Money – Credit and Banking

Money, Credit, and Banking Theories

The twentieth century is frequently referred to by econ­omists as a period of money economy. The point they empha­size is that in order to get even the necessities of life, people must have money. In contrast to the self-sufficiency of the early agricultural communities, people today make directly or com­pletely very few if any of the things they use. The adage that men must work for a living has changed. Men work for money to buy a living, and there is no other way in modern society to live and do the things which people want to do. It is not the intention of this chapter to discuss the merit of the emphasis upon money which is so common today, although modern literature is full of opinion upon that subject. Our interest lies in a statement and an explanation of what the great economists of history have thought about money in its relation to economic activity.

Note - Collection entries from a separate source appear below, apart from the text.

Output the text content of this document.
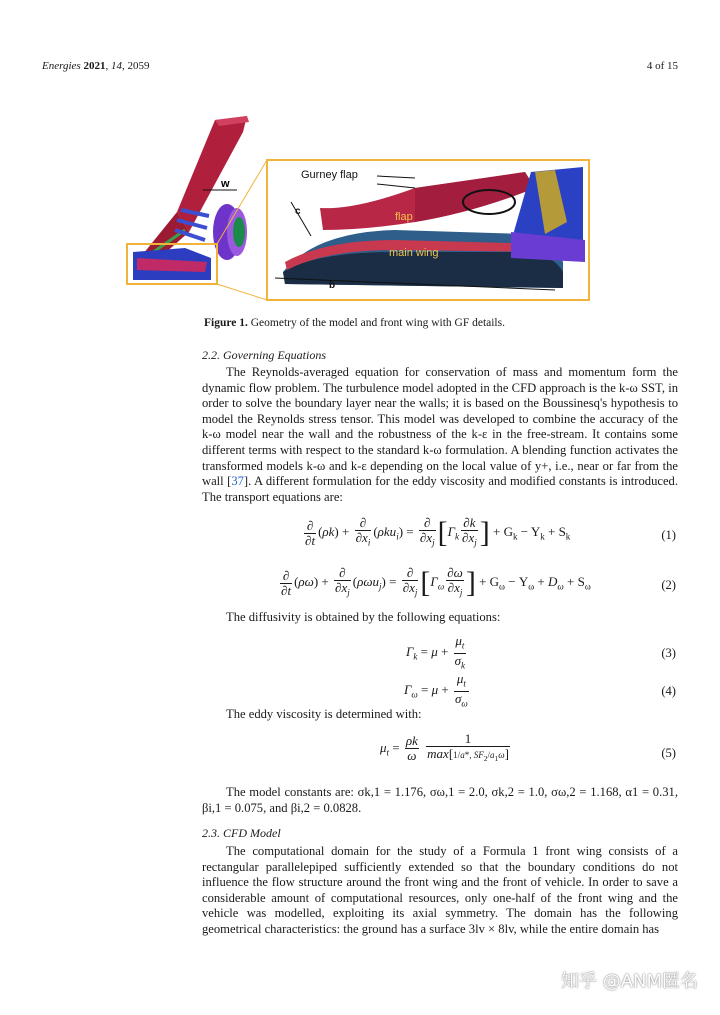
Energies 2021, 14, 2059	4 of 15
w
Gurney flap
flap
main wing
c
b
Figure 1. Geometry of the model and front wing with GF details.
2.2. Governing Equations
The Reynolds-averaged equation for conservation of mass and momentum form the dynamic flow problem. The turbulence model adopted in the CFD approach is the k-ω SST, in order to solve the boundary layer near the walls; it is based on the Boussinesq's hypothesis to model the Reynolds stress tensor. This model was developed to combine the accuracy of the k-ω model near the wall and the robustness of the k-ε in the free-stream. It contains some different terms with respect to the standard k-ω formulation. A blending function activates the transformed models k-ω and k-ε depending on the local value of y+, i.e., near or far from the wall [37]. A different formulation for the eddy viscosity and modified constants is introduced. The transport equations are:
$\frac{\partial}{\partial t} (\rho k) + \frac{\partial}{\partial x_i} (\rho ku_i) = \frac{\partial}{\partial x_j} [\Gamma_k \frac{\partial k}{\partial x_j}$ ] + $G_k - Y_k + S_k$	(1)
$\frac{\partial}{\partial t} (\rho\omega) + \frac{\partial}{\partial x_j} (\rho\omega u_j) = \frac{\partial}{\partial x_j} [\Gamma_\omega \frac{\partial\omega}{\partial x_j}$ ] + $G_\omega - Y_\omega + D_\omega + S_\omega$	(2)
The diffusivity is obtained by the following equations:
$\Gamma_k = \mu + \frac{\mu_t}{\sigma_k}$	(3)
$\Gamma_\omega = \mu + \frac{\mu_t}{\sigma_\omega}$	(4)
The eddy viscosity is determined with:
$\mu_t = \frac{\rho k}{\omega}$
$\frac{1}{\max[1/a*, SF_2/a_1\omega]}$	(5)
The model constants are: σk,1 = 1.176, σω,1 = 2.0, σk,2 = 1.0, σω,2 = 1.168, α1 = 0.31, βi,1 = 0.075, and βi,2 = 0.0828.
2.3. CFD Model
The computational domain for the study of a Formula 1 front wing consists of a rectangular parallelepiped sufficiently extended so that the boundary conditions do not influence the flow structure around the front wing and the front of vehicle. In order to save a considerable amount of computational resources, only one-half of the front wing and the vehicle was modelled, exploiting its axial symmetry. The domain has the following geometrical characteristics: the ground has a surface 3lv × 8lv, while the entire domain has
知乎 @ANM匿名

As Adam Smith pointed out so forcefully, although he was not the first to do so, money originated as the counterpart of specialization. When people ceased to make everything they needed, and began to emphasize the production of those articles in which they had special ability, exchange became an important aspect of economic life. As long as group A could exchange its grain for meat produced by group B in quantities satisfactory to both, ordinary barter was sufficient. When direct exchange was not possible the next best arrangement was for group A and group B to exchange this grain and meat with other groups for some one item that was generally desired by most people. Just suppose, for example, it were skins. Groups A and B then would hold the skins they got for their meat and grain until they could be exchanged for other commodities which they desired to use. In that way skins, while having some value in use themselves, ac­tually would be in greater demand because they had become a medium of exchange, or money. This explains the origin and—as Othmar Spann suggests—perhaps the fundamental nature of money. Some objects are better adapted to this function than others. Perishable and extremely bulky commodities would not do. In the inevitable weeding out process objects such as shells, cattle, skins, tobacco, and beads proved serviceable as money. Due to their greater convenience modern society has grown ac­customed to the use of precious metals and paper for money.